Action: Install boardwalks/paths to prevent trampling
Key messagesRead our guidance on Key messages before continuing
- We found no studies that evaluated the effects, on peatland vegetation, of installing boardwalks to prevent trampling.
‘We found no studies’ means that we have not yet found any studies that have directly evaluated this action during our systematic journal and report searches. Therefore we have been unable to assess whether or not the action is effective or has any harmful impacts. Please get in touch if you know of such a study for this action.
Walking on peatlands can damage the vegetation and compress or erode the peat. Pedestrians are a particular problem when they repeatedly walk on the same area of peatland e.g. in popular hiking areas, in tourist sites/nature reserves, or when scientists repeatedly visit sample plots (Edwards 1977). Installing boardwalks or designated paths can prevent physical contact with the peatland – assuming people stay on the boardwalks.

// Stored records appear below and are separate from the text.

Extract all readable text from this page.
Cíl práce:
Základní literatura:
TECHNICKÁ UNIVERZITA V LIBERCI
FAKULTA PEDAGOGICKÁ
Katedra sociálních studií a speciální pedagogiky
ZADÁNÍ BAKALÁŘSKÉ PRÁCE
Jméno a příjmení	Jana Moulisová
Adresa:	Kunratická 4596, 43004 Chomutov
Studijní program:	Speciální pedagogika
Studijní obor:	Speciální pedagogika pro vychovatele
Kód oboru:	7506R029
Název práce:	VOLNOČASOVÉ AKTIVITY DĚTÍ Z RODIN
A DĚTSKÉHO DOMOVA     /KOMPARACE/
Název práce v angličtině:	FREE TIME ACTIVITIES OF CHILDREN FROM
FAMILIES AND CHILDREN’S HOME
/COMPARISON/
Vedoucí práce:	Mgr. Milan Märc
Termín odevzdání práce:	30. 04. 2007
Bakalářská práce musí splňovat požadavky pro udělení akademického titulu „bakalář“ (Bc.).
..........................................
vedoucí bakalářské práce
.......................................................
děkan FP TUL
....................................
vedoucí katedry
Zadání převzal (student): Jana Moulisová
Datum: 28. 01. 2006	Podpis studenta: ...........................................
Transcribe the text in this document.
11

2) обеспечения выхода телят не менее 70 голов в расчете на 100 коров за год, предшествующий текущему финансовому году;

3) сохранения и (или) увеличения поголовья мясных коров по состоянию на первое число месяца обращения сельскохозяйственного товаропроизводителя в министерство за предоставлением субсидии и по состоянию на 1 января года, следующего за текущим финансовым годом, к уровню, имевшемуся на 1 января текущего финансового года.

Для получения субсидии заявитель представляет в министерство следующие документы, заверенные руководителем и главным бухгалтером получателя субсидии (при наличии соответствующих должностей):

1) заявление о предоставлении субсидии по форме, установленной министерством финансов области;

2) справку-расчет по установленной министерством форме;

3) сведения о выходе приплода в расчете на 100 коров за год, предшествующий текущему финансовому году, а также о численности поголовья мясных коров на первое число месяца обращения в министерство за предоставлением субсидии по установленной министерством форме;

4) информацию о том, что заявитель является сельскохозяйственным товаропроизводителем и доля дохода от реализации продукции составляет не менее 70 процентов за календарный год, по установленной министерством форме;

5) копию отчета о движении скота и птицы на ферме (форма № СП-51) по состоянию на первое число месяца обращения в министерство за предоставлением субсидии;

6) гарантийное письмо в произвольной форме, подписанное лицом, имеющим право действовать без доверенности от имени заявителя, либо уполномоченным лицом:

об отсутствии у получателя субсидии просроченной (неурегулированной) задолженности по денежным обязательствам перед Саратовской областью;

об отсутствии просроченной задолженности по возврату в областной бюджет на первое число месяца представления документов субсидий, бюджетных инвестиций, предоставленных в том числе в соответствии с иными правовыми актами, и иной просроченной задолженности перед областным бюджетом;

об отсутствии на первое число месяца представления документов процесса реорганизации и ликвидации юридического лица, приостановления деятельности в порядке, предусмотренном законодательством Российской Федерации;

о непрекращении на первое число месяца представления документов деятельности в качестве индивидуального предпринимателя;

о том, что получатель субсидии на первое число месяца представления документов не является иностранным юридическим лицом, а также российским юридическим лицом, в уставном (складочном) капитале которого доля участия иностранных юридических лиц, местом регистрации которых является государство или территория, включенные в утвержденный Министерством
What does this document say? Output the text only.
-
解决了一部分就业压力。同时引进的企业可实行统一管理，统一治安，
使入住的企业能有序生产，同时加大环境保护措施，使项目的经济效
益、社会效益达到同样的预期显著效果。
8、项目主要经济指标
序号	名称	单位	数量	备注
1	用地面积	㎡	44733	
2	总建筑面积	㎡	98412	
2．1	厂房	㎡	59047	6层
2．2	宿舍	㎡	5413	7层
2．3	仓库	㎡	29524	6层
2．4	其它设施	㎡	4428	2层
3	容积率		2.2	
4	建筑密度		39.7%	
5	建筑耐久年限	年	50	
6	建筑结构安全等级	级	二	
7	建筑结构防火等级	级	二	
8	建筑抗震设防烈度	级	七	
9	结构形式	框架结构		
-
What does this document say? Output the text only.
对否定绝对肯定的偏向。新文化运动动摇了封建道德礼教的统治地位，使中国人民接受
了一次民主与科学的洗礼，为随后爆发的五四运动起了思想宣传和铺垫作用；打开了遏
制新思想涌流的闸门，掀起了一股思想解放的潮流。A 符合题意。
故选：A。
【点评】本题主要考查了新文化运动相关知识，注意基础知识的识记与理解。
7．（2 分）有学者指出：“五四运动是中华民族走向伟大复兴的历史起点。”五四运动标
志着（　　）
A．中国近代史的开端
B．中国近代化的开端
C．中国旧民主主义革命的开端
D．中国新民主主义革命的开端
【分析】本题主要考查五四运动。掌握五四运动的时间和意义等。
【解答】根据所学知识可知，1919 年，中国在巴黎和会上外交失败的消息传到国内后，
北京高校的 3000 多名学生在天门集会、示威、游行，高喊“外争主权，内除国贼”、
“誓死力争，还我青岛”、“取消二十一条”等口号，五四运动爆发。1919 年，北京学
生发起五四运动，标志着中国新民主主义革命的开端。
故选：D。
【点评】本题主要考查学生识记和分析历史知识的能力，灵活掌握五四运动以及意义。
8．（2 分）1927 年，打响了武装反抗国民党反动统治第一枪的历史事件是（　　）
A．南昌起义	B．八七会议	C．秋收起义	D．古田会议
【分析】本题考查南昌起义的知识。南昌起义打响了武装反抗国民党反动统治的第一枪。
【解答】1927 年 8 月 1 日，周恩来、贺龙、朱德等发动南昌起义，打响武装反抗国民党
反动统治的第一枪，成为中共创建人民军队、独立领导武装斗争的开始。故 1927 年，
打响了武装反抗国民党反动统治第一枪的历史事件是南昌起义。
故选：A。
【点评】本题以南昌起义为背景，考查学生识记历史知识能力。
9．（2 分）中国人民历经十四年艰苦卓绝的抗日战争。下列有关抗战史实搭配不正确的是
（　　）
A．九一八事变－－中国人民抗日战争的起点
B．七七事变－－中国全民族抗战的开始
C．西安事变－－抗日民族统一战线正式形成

Caution: Preservatives leaching from timber may damage peatland vegetation. Boardwalks will also shade and kill the vegetation beneath. Paths can compress peat and alter water flow patterns, above and below the peatland surface.
Key peatland types where this action may be appropriate: bogs, fens/fen meadows, tropical peat swamps.
Edwards I.J. (1977) The ecological impact of pedestrian traffic on alpine vegetation in Kosciusko National Park. Australian Forestry, 40, 108–120.